The first Canonize step, say a DoublesWordsSanitizerIgnores.txt file, will have the one or more patterns that you want to exclude from the double word finding and fixing step and supplement them with a fix-up, ignore add-on pattern.
The second Canonize step, say a DoublesWordsSanitizer.txt file, will have the one or more patterns that find the double words you want to replace with single words and doesn't find the fixed-up excludes from the first Canonize step.
The third and final Canonize step, say a DoubleWordSanitizerCleanup.txt file, will have the pattern to find all the fixed-up ignores/excludes from the first Canonize step and remove the fix-up add-ons, returning those bits of text back to the original.

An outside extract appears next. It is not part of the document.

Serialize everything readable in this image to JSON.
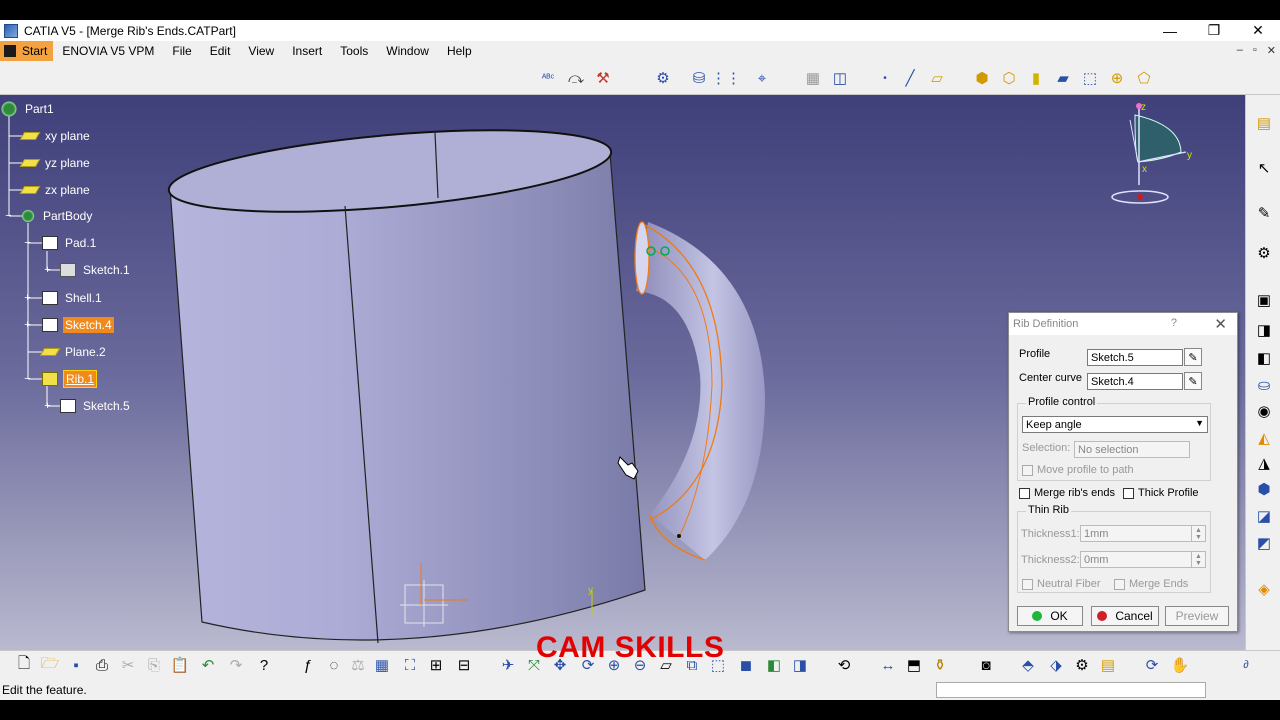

For the first Canonize list of ignore/exclude patterns, it would probably be best to start out with a fairly simple list of double word patterns. Starting out simple helps in debugging and easily understanding what you're ignoring/excluding. Something simple like:
(\s)(many,\smany)(\s)
\1%%\2%%\3
(\s)(very,\svery)(\s)
\1%%\2%%\3
where I'm using %% as the fix-up add-ons to ignore/exclude those double word occurrences from the next double word sanitizing step.

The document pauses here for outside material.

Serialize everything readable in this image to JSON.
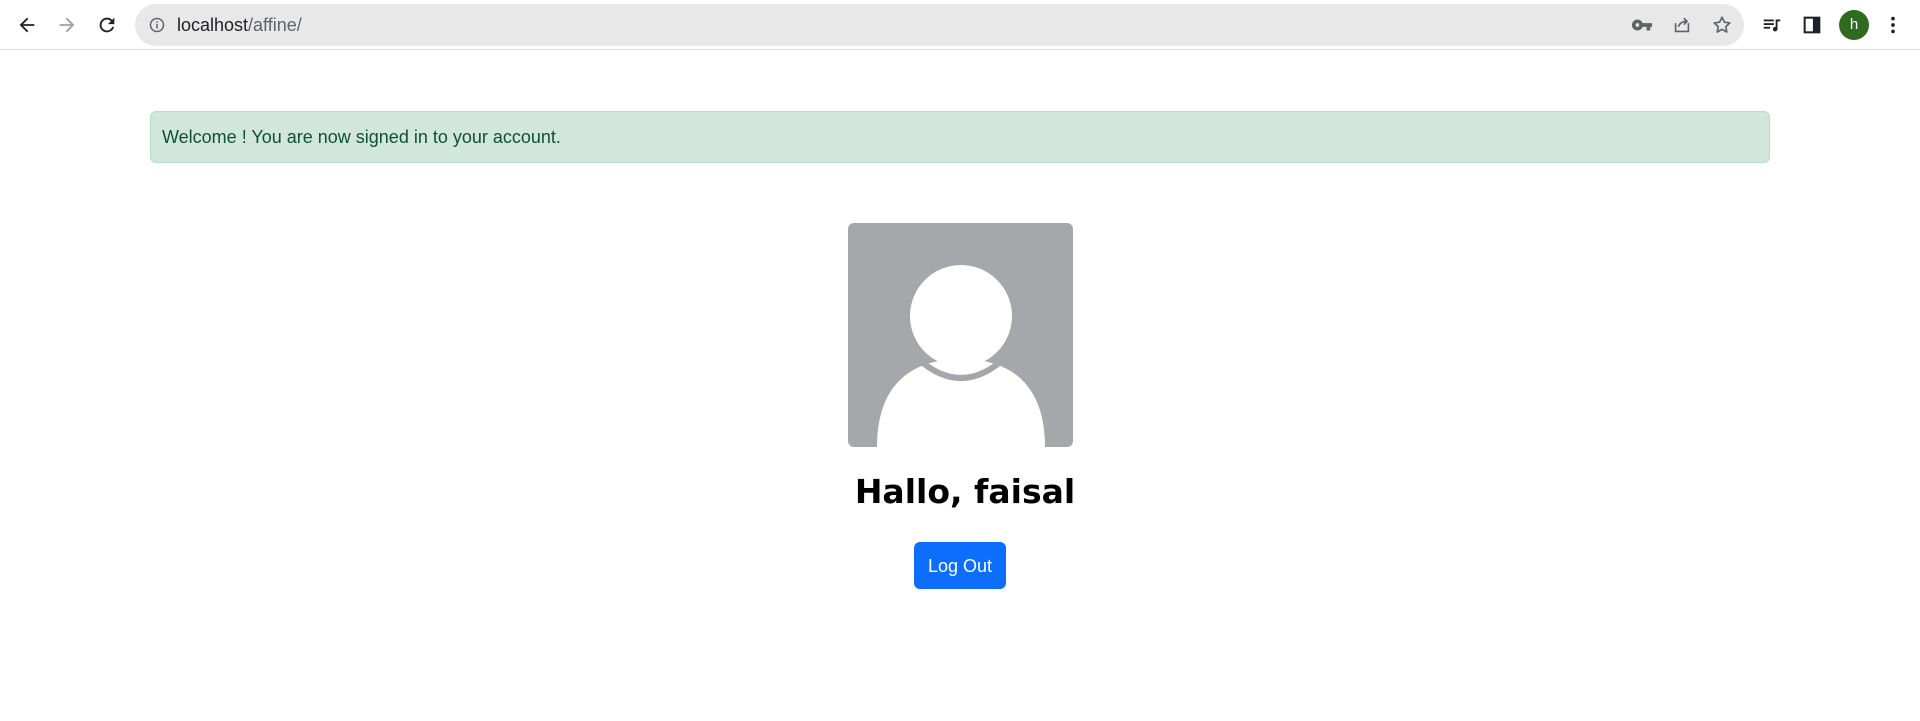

(I'm capturing the leading and trailing white space to handle edge cases like line feeds, and I'm not using any word boundaries, \b, to avoid having to handle non-word character letters concatenated with word characters.)
For the second Canonize list of patterns to find double words and replace with single words, one or more grep patterns like:
(\s)(\w+)\s\2
\1\2
(\s)(\w+),\s\2
\1\2
For the last and final Canonize step to clean up the fix-up add-ons added in the first ignore/exclude step, a grep pattern like:
%%(.+)%%
\1
Suggest you start out with sample text, and with that sample text, individually run each Canonize step (from Text -> Canonize...) on the sample text to check the patterns you have in the specific canon file do what they're supposed to do. Then, after that, combine them into a text factory and recheck the combined operation.